Frankly, it does not always work that way, but models remain an essential tool for shopper work.
Fundamental #5: Long Term Value
In some cases, we might prioritize accurate prediction over understanding. This is the situation for many digital A|B tests. An algorithm or a test uses the data to predict whether one alternative is better than another. The prediction may produce no insight as to why the result is true, and in the world of just in time digital ad delivery, the results of an A|B test run by a computer, evaluated by a computer, and automatically selected by a computer, the prediction is often judged enough. While this process may be efficient, it is a big change from the past where management understanding was a key to success. The need to understand is a foundational reason for market research itself.
Prediction and understanding are related but independent goals of Market Research, and it is possible to separate them. It is a business decision. The complexity of Big Data and the algorithms that read it have increased the frequency with which predictive models take precedence as more marketing occurs in digital environments where automation is possible and desirable.

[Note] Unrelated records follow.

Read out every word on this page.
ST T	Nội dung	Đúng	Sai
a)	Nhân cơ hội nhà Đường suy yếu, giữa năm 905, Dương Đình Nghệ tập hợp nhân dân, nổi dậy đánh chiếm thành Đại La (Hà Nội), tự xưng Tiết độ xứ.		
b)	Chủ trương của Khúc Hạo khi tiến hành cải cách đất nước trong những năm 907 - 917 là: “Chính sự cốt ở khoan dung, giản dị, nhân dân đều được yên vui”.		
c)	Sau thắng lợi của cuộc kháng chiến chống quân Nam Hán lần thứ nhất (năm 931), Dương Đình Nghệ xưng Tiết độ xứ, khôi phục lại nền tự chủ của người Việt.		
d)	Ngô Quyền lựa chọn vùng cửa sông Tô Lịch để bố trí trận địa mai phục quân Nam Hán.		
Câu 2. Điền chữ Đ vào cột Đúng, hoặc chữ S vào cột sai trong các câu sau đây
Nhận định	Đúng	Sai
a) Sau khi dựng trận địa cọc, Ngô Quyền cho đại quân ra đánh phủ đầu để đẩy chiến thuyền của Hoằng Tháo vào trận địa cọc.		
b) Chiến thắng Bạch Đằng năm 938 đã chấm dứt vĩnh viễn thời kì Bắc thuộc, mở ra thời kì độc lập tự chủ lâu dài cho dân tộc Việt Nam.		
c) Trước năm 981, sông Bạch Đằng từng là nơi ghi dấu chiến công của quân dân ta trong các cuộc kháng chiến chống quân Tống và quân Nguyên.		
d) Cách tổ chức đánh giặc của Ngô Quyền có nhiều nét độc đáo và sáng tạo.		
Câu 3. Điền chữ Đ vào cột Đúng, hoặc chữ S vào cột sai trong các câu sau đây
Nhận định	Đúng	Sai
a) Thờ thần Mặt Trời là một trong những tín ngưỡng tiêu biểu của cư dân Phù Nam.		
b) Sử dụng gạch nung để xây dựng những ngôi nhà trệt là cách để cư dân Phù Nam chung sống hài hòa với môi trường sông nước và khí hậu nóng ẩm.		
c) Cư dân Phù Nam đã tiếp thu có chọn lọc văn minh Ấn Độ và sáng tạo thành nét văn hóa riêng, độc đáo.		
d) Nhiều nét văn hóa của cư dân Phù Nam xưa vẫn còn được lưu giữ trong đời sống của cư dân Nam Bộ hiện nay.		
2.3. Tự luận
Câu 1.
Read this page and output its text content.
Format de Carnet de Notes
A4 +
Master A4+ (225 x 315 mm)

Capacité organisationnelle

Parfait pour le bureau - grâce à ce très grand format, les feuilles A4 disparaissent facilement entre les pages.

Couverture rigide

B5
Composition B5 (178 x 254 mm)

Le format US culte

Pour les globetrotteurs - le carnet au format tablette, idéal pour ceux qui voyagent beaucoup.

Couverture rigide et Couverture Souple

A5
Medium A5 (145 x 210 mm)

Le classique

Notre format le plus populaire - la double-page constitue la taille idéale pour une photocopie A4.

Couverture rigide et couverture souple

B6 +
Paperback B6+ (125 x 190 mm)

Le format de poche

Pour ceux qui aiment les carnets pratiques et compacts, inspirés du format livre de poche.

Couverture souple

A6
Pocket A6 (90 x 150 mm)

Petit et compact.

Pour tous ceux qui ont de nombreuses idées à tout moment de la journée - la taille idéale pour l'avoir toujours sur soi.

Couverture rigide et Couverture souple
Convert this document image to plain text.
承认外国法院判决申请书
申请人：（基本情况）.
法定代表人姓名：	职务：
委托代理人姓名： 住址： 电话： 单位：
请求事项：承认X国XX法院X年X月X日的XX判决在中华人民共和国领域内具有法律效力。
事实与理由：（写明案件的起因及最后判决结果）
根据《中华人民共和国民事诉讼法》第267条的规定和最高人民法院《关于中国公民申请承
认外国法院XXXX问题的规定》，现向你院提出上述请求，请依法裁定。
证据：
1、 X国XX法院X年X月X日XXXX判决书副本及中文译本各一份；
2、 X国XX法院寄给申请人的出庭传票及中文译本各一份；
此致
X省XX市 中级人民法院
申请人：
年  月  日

Striking the right balance between prediction and understanding is still required for shopper insight. While accurate and timely prediction is often essential to leveraging opportunity, understanding is as often the foundation for innovation. Ancient Babylonian mathematicians were extremely good at predicting eclipses and other astronomical phenomena, but it was not until 800 years later that Ptolemy began to understand how the planets and sun functioned in the solar system. Ptolemy’s insight led to far more innovation than just knowing when an eclipse would occur. Understanding why a result was achieved is important.
These overall processes and questions of shopper insight endure, but smaller, tighter, seemingly important, and urgent questions appear, driven by perceived crises, fire drills, and novelty. Despite the trend, eCommerce is still in its infancy for many categories, and its knowledge base is fairly shallow. At an advisory meeting for the fast-growing e-commerce arm of a large retailer, the head engineer reported finding they were continuing to deliver ads to customers who purchased expensive products post-purchase. He announced they were discontinuing that “inefficient” process immediately. A few veterans informed him that continuing to view advertising after big-ticket purchases is common across many categories and cutting them off would hamper the store’s ability to cement loyalty and convince the shopper they had made the right decision. The engineers had no exposure to wider learning about shopper behavior.
The current situation is forcing the accelerated adoption of online shopping tools and generating much anxiety about the collective uncertainty of the future. Although we will never know everything, we can use these fundamentals to ask good questions and to know enough to make good decisions.